Он вымотан; ноги горят, словно он ходил по раскаленному песку. В пояснице стреляет. Он хочет присесть. Оглядывается. Вокруг лишь пол. Майкл берет коробку печенья с шоколадом, зеленый чай, бананы и еще кое-что.

– Как ваше настроение, сэр? – бодро спрашивает девушка-кассир.

– Спасибо, неплохо, – отвечает Майкл и ставит продукты на ленту. У нее оливковая кожа, высокие скулы; черты округлого лица смягчаются и расслабляются. Сканер пищит.

– Это все ваши покупки? – спрашивает она, наклонившись и заглядывая ему в рот.

– Я же не хочу лишиться всех денег зараз, – нервно смеется он.

– Все в порядке, – отвечает девушка, уже не просто смотря, а пялясь. – Чай неплох, но я больше по кофе. – Это было произнесено так, будто он должен принять это во внимание.

– Кто-то любит чай, кому-то нравится кофе, – отвечает Майкл. Она вежливо улыбается.

– С вас девятнадцать долларов. – Он тянется за двадцаткой в карман и протягивает ей. Она дает сдачу: хрустящий доллар, который тут же отправляется в кошелек.

– Приятного дня, – говорит она.

Он улыбается в ответ. Складывает продукты в сумку и направляется к выходу. Два охранника, все в черном – отполированные ботинки, носки, боевые чиносы с наружными карманами – следят за ним сурово, с подозрением. Майкл вспоминает, как ходил в супермаркет с Сандрой после работы: белая клетчатая рубашка, красный галстук в горошек, брюки со стрелками, броги – охранник, бродивший за ними по рядам, был пусть и забавным, но сбивающим с толку явлением. Он усмехнулся, охранник понял, что его раскрыли, и тут же отправился в другом направлении. Майкл все еще помнит ответ Сандры: «Ты себя накручиваешь». Помнит саму Сандру. Он вспомнил о ней впервые с отъезда. Порой легче забыть, чем излечиться. Воспоминание ложится в голове тяжким бременем, и он отбрасывает его, задергивая шторы вне своего сознания.

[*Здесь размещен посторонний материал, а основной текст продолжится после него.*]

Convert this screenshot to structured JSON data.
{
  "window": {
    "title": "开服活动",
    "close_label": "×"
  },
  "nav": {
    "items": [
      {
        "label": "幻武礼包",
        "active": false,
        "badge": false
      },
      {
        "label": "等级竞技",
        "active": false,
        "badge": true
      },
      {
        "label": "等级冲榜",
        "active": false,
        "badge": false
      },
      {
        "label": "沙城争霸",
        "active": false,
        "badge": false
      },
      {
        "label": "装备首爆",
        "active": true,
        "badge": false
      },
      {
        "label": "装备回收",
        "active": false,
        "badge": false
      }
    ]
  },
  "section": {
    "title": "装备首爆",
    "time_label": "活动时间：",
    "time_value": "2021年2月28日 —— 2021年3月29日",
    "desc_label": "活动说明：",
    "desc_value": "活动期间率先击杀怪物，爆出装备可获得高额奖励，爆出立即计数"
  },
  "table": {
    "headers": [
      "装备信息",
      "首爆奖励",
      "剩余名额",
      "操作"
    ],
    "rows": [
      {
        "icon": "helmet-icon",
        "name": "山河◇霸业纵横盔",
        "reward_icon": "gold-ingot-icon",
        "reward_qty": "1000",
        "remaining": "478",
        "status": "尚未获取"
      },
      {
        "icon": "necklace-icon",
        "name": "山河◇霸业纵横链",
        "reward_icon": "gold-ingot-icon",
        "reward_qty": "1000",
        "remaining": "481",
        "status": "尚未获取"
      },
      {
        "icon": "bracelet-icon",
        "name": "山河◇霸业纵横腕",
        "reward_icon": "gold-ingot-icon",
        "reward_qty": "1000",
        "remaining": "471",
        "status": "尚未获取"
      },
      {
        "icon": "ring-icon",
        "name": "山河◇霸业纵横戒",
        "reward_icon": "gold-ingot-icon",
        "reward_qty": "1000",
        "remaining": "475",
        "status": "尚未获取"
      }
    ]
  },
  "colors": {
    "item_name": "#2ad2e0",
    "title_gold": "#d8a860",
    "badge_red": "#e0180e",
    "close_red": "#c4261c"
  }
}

Майкл идет медленно, нервно и через несколько шагов выходит из магазина. Оглядывается на охранников. Они все еще смотрят, пялятся; кажется, некоторые вещи не зависят от страны.

$8806

Глава 5

Эмбаркадеро, Сан-Франциско, Калифорния; 12.50

Сан-Франциско – город вещей: зданий и памятников, совершенно отличных друг от друга. Вещей: больших зеленых деревьев, стоящих вперемежку с фонарными столбами. Вещей: холмов и равнин, и холмов, и равнин. Вещей: ярких, красочных картин на полу и на стенах, на каких-то недостижимых поверхностях. Вещей: поэзии и музыки, еды и напитков, радости и скорби. Вещей: стремительного потока людей, миллиона рассказанных историй.

13.00. Майкл идет в окружении людей, как будто неуверенных в смысле своих действий. Белые рубашки, скучные галстуки, серые брюки, черные ботинки – как под копирку, каждый встречный ничем не отличается от предыдущего. Он вдруг чувствует, понимает, что жизни всех этих людей столь же сложны, как его собственная. Впереди высокое здание, нечто между ракетой и пирамидой с острым навершием, стоящее в ряду других домов. Есть в нем что-то особенное – какая-то тайна, словно здание – это он сам.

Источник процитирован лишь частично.